Он говорил спокойно и не жаловался. Даже не похвалил собственного сына, что остался лежать раненый на поле брани. Не сказал, что Турн отказывается покидать поле боя и плачет. Не рассказал, что все мораване под стенами заповедного леса перебиты, а Шлик взят в плен, что они стояли не на жизнь, а на смерть, зато отряд королевских гвардейцев, вылощенных и откормленных, на коленях просил у баварцев пощады. Не рассказал он обо всем этом потому, что отбыл прежде, чем произошли эти события. Но он рассказал о мушкетерах Турна, отомстивших за невыплаченное жалованье, и о мадьярах Корниша, которые удрали к Коширжам, чтобы спасти награбленное.
— Битва проиграна. Но мы сойдемся снова. В Моравии, в Силезии.
— А как же Прага? — испуганно пробормотал король.

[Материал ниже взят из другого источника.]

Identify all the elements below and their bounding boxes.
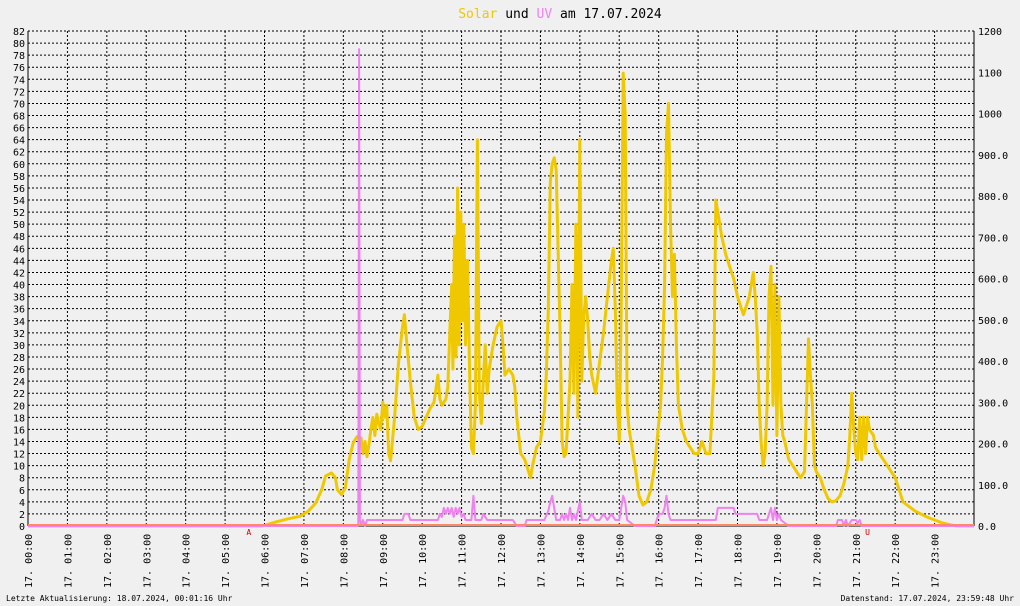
x-tick-label: 17. 00:00 [24, 534, 35, 588]
x-tick-label: 17. 09:00 [379, 534, 390, 588]
y-tick-label-right: 200.0 [978, 440, 1008, 451]
y-tick-label-left: 14 [13, 437, 25, 448]
y-tick-label-left: 20 [13, 401, 25, 412]
y-tick-label-right: 0.0 [978, 522, 996, 533]
y-tick-label-left: 74 [13, 75, 25, 86]
y-tick-label-left: 12 [13, 450, 25, 461]
y-tick-label-left: 28 [13, 353, 25, 364]
series-lines [28, 48, 974, 528]
y-tick-label-left: 80 [13, 39, 25, 50]
y-tick-label-left: 2 [19, 510, 25, 521]
x-tick-label: 17. 04:00 [182, 534, 193, 588]
y-tick-label-left: 36 [13, 305, 25, 316]
y-tick-label-left: 60 [13, 160, 25, 171]
y-tick-label-left: 26 [13, 365, 25, 376]
chart-title-uv: UV [537, 7, 553, 22]
x-tick-label: 17. 08:00 [339, 534, 350, 588]
y-tick-label-right: 300.0 [978, 398, 1008, 409]
series-line-uv [28, 48, 974, 527]
y-tick-label-left: 56 [13, 184, 25, 195]
grid-lines [28, 30, 974, 526]
x-tick-label: 17. 05:00 [221, 534, 232, 588]
x-tick-label: 17. 10:00 [418, 534, 429, 588]
y-tick-label-left: 42 [13, 268, 25, 279]
y-tick-label-left: 30 [13, 341, 25, 352]
y-tick-label-left: 38 [13, 293, 25, 304]
x-tick-label: 17. 22:00 [891, 534, 902, 588]
y-tick-label-left: 46 [13, 244, 25, 255]
y-tick-label-left: 8 [19, 474, 25, 485]
x-tick-label: 17. 02:00 [103, 534, 114, 588]
y-axis-right-labels: 0.0 100.0 200.0 300.0 400.0 500.0 600.0 700.0 80… [978, 27, 1008, 533]
x-tick-label: 17. 17:00 [694, 534, 705, 588]
x-axis-labels: 17. 00:00 17. 01:00 17. 02:00 17. 03:00 17. … [24, 534, 942, 588]
y-tick-label-left: 64 [13, 136, 25, 147]
chart-title-date: am 17.07.2024 [560, 7, 662, 22]
y-tick-label-left: 48 [13, 232, 25, 243]
x-tick-label: 17. 01:00 [63, 534, 74, 588]
y-tick-label-left: 66 [13, 124, 25, 135]
x-tick-label: 17. 14:00 [576, 534, 587, 588]
series-line-solar [28, 71, 974, 528]
footer-last-update: Letzte Aktualisierung: 18.07.2024, 00:01… [6, 594, 233, 603]
y-tick-label-right: 1000 [978, 110, 1002, 121]
y-tick-label-left: 54 [13, 196, 25, 207]
y-axis-left-labels: 0246810121416182022242628303234363840424… [13, 27, 25, 533]
chart-title-und: und [505, 7, 536, 22]
sunrise-marker: A [246, 528, 251, 537]
y-tick-label-left: 50 [13, 220, 25, 231]
y-tick-label-left: 16 [13, 425, 25, 436]
y-tick-label-left: 76 [13, 63, 25, 74]
footer-data-status: Datenstand: 17.07.2024, 23:59:48 Uhr [841, 594, 1015, 603]
x-tick-label: 17. 13:00 [536, 534, 547, 588]
y-tick-label-right: 500.0 [978, 316, 1008, 327]
x-tick-label: 17. 19:00 [773, 534, 784, 588]
x-tick-label: 17. 06:00 [261, 534, 272, 588]
y-tick-label-left: 24 [13, 377, 25, 388]
x-tick-label: 17. 23:00 [931, 534, 942, 588]
y-tick-label-left: 0 [19, 522, 25, 533]
y-tick-label-left: 72 [13, 87, 25, 98]
x-tick-label: 17. 20:00 [812, 534, 823, 588]
sunset-marker: U [865, 528, 870, 537]
x-tick-label: 17. 15:00 [615, 534, 626, 588]
x-tick-label: 17. 12:00 [497, 534, 508, 588]
y-tick-label-left: 34 [13, 317, 25, 328]
y-tick-label-right: 1200 [978, 27, 1002, 38]
x-tick-label: 17. 21:00 [852, 534, 863, 588]
y-tick-label-left: 18 [13, 413, 25, 424]
y-tick-label-left: 62 [13, 148, 25, 159]
y-tick-label-right: 400.0 [978, 357, 1008, 368]
chart-title: Solar und UV am 17.07.2024 [458, 7, 662, 22]
y-tick-label-right: 600.0 [978, 275, 1008, 286]
y-tick-label-left: 52 [13, 208, 25, 219]
y-tick-label-left: 6 [19, 486, 25, 497]
y-tick-label-right: 800.0 [978, 192, 1008, 203]
y-tick-label-left: 22 [13, 389, 25, 400]
x-tick-label: 17. 11:00 [458, 534, 469, 588]
y-tick-label-left: 44 [13, 256, 25, 267]
y-tick-label-left: 4 [19, 498, 25, 509]
y-tick-label-right: 900.0 [978, 151, 1008, 162]
y-tick-label-left: 10 [13, 462, 25, 473]
y-tick-label-left: 68 [13, 112, 25, 123]
x-tick-label: 17. 03:00 [142, 534, 153, 588]
y-tick-label-left: 58 [13, 172, 25, 183]
y-tick-label-left: 82 [13, 27, 25, 38]
y-tick-label-left: 32 [13, 329, 25, 340]
y-tick-label-left: 70 [13, 99, 25, 110]
x-tick-label: 17. 18:00 [734, 534, 745, 588]
x-tick-label: 17. 07:00 [300, 534, 311, 588]
x-tick-label: 17. 16:00 [655, 534, 666, 588]
y-tick-label-left: 40 [13, 281, 25, 292]
y-tick-label-left: 78 [13, 51, 25, 62]
y-tick-label-right: 1100 [978, 68, 1002, 79]
y-tick-label-right: 100.0 [978, 481, 1008, 492]
chart-title-solar: Solar [458, 7, 497, 22]
y-tick-label-right: 700.0 [978, 233, 1008, 244]
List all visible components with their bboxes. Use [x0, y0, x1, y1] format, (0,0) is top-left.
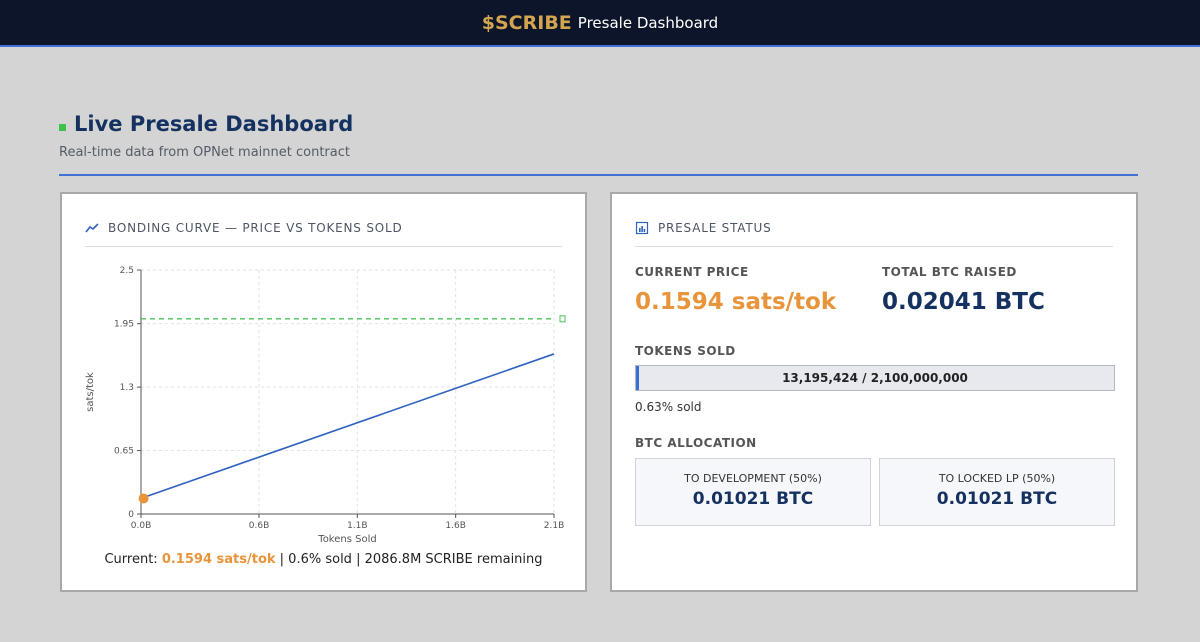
tokens-sold-text: 13,195,424 / 2,100,000,000	[782, 371, 968, 385]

— Она скверно укреплена. Грязью и дерьмом. — Ангальт засмеялся, а за ним и все остальные.
Король выдавил:
— Gott hat mich verlassen? [35] Господь оставил меня? (нем.)
— Он все никак не мог поверить, что господь его оставил.
— Ну… во всяком случае пока… — сказал Ангальт с ухмылкой и снял шляпу с запылившимся страусовым пером в знак того, что беседа закончена.
Они ехали по направлению к Граду. Погоржелец был запружен отступающими войсками. Толпы валили по Градчанской площади. Шум и галдеж постепенно стихали. Фельдфебели с белыми палками снова принялись командовать. Офицеры, размахивая пистолями, сгоняли солдат в строй. Те, опустив глаза, молчали. Скрипели длинные телеги с провиантом. Под драной парусиной повозок стонали раненые. Никто не обращал внимания на короля и его генералов. Мистер Пойнтс расспрашивал раненых про своего брата Роули. Но никто не видел его на поле битвы.
Разбитая армия как мутные воды разлива стекала по руслам улиц вниз, к Меншему Месту.
Король потрогал свое колено. Ордена Подвязки, который он прикрепил перед обедом, там не оказалось. Тесть Яков будет гневаться! А Бесси, она же беременна! Ее нужно немедленно отправить из Града и вообще из города, неважно, будет Ангальт защищать этот мерзкий, лживый и грязный городишко или нет. И из-за этого-то города он потерял свой Гейдельберг и весь Пфальц.
В окнах виднелись равнодушные лица.
«Издеваются», — подумал Фридрих и опустил глаза.
Что же теперь скажут Конвей и Вестон? Даже обед не доели! Опять будут вынуждать его своими притворными и льстивыми речами послать пана из Донина или Берку к Максимилиану и отречься от чешского трона. С кузеном Максимилианом Фридрих, возможно, и начал бы переговоры, но перед императором он не склонит головы! Не хватало еще чествовать Бюкуа! И почему здесь нет Грея с английским полком? А что Бесси? Бесси меня ненавидит. По целым неделям не допускает к себе в постель! Такая же глупая шлюха вроде своей бабки Марии Стюарт. В бога не верит. Вмешивается в дела управления государством! Вот дождусь, когда она разродится, и отлуплю ее, наподдам, как кучер кухарке. Тогда она у меня заткнется, кобыла английская, бесчувственная тварь! Четверых детей выродила, пятого ждет, а что такое любовь, понятия не имеет.